Un pavé dans la mare
Reflets - février 2005
L’enjeu était de taille : il s’agissait –et il s’agit toujours !- depuis des années, de faire cesser la pollution de l’étang de Berre. La condamnation de la France par la Cour européenne de justice pour « pollution massive et prolongée » de la plus grande lagune méditerranéenne , autrement dit cet étang qui fait couler autant d’encre que de salive- et trop peu de sel !- est un gros pavé dans la mare. Rappelons que ce sont les rejets d’eau douce en provenance de la Durance par la centrale EDF de Saint-Chamas qui, depuis 1966, ont détruit l’équilibre salin de l’étang. En vertu de deux conventions (protocole d’Athènes et convention de Barcelone) la Cour européenne de justice a donc, par un arrêt du 7 octobre, condamné la France à remédier à cet état de fait avant deux ans. Sous peine, ensuite, de pénalités sonnantes et trébuchantes, « en général assez élevées ». a l’origine de cette procédure, la coordination des pêcheurs de l’étang de Berre et leur avocate Italienne Dona Viscardini qui peuvent aujourd’hui se targuer d’avoir remporté la première manche d’une véritable bataille du pot de terre contre le pot de fer ! Ces derniers ne représentent en effet que les petits métiers qui, en Méditerranée sont tout de même forts de 1900 entreprises, contre 150 pour les gros métiers. Les responsables de la coordination des pêcheurs de l’étang de Berre sont très optimistes : ils pensent carrément que c’est Saint-Chamas qui fermera et que les deux ministères concernés seraient « prêts à lâcher EDF ». Ce qui, pour l’heure est loin d’être confirmé.

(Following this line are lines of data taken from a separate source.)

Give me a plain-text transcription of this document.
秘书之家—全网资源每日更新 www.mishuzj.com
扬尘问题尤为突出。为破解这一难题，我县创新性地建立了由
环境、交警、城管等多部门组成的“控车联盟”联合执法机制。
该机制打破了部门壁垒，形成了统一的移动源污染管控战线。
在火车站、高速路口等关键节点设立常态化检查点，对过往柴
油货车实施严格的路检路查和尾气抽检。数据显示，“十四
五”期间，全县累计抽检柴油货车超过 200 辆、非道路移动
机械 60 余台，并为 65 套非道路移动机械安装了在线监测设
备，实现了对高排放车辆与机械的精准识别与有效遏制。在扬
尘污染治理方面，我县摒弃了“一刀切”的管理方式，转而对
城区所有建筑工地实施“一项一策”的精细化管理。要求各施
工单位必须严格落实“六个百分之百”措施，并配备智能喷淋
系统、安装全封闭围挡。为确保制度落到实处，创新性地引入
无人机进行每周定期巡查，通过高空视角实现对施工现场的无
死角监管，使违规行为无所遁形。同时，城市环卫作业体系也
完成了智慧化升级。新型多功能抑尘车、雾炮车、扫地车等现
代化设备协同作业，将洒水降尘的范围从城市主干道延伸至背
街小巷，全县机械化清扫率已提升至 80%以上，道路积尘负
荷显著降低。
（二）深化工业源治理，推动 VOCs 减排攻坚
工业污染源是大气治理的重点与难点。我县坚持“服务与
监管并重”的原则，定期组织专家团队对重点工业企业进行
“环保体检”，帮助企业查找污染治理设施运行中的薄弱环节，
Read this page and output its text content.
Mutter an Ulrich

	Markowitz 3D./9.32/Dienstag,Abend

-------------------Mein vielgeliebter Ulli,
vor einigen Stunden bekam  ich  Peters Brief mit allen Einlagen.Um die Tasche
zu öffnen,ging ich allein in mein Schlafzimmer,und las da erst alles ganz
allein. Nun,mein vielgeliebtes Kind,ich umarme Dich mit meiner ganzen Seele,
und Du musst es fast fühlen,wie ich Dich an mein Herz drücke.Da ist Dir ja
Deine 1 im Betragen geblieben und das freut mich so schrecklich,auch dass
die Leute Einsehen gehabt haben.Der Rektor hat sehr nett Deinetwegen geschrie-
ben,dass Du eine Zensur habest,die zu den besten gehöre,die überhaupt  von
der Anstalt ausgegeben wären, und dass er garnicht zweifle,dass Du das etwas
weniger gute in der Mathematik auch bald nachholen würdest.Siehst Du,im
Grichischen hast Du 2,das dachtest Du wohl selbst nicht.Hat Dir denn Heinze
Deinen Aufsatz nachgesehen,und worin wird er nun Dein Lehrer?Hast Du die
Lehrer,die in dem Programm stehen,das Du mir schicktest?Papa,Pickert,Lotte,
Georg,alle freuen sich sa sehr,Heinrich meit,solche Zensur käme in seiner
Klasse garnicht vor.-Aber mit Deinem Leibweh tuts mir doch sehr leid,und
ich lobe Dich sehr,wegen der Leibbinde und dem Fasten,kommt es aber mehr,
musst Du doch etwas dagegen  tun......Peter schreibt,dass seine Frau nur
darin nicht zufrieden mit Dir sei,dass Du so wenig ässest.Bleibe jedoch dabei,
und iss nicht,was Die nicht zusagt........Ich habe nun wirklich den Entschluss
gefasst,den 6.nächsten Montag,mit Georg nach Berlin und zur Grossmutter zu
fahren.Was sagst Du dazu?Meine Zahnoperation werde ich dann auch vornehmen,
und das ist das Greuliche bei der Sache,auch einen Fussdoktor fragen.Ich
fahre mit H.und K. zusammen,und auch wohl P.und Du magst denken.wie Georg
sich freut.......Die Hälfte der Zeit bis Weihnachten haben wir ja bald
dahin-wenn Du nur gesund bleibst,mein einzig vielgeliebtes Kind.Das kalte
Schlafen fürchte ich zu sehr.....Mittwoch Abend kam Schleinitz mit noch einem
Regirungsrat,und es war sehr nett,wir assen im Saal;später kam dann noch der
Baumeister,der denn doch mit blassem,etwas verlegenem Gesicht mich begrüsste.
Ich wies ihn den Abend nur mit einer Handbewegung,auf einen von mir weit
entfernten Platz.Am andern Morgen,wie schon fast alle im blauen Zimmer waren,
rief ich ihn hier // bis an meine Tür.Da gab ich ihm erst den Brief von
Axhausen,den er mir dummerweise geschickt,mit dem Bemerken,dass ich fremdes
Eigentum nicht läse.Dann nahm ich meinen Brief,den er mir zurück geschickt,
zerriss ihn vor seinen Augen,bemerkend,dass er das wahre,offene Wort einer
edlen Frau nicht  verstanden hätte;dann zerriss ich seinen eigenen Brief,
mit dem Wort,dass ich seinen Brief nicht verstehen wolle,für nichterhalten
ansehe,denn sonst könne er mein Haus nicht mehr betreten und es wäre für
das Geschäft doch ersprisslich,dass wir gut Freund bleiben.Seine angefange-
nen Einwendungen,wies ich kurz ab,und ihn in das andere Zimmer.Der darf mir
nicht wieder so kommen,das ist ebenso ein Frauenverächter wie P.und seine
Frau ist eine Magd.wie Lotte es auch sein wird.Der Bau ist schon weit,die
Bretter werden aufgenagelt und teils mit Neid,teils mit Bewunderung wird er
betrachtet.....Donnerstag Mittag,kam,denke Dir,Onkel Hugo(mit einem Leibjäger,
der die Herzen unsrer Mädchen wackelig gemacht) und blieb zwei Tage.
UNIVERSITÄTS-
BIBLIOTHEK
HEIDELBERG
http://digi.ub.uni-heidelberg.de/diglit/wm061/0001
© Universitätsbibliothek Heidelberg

Interrogé, Paul Lombard, maire de Martigues, se félicite de ce résultat. « Il y a, je l’ai toujours dit, co-responsabilité de l’Etat et d’EDF. Au moment de la construction de cette centrale, lors de l’enquête de commodo et incommodo, deux maires avaient dit non : mon prédécesseur Francis Turcan et le maire communiste de Berre l’étang, Roger Martin. Nous savions à l’époque que « verser un seau d’eau dans une tasse » ne serait pas sans conséquences graves pour l’équilibre de l’étang. Il faut faire classer au patrimoine naturel européen cette mer intérieure unique en Europe. Et que des fonds européens concourent, avec l’Etat et EDF au financement d’une solution. Solution dont je ne préjuge pas : EDF possède, avec ses ingénieurs, la capacité de produire une étude qui réponde à la problématique telle qu‘elle se pose. » Affaire à suivre de très près.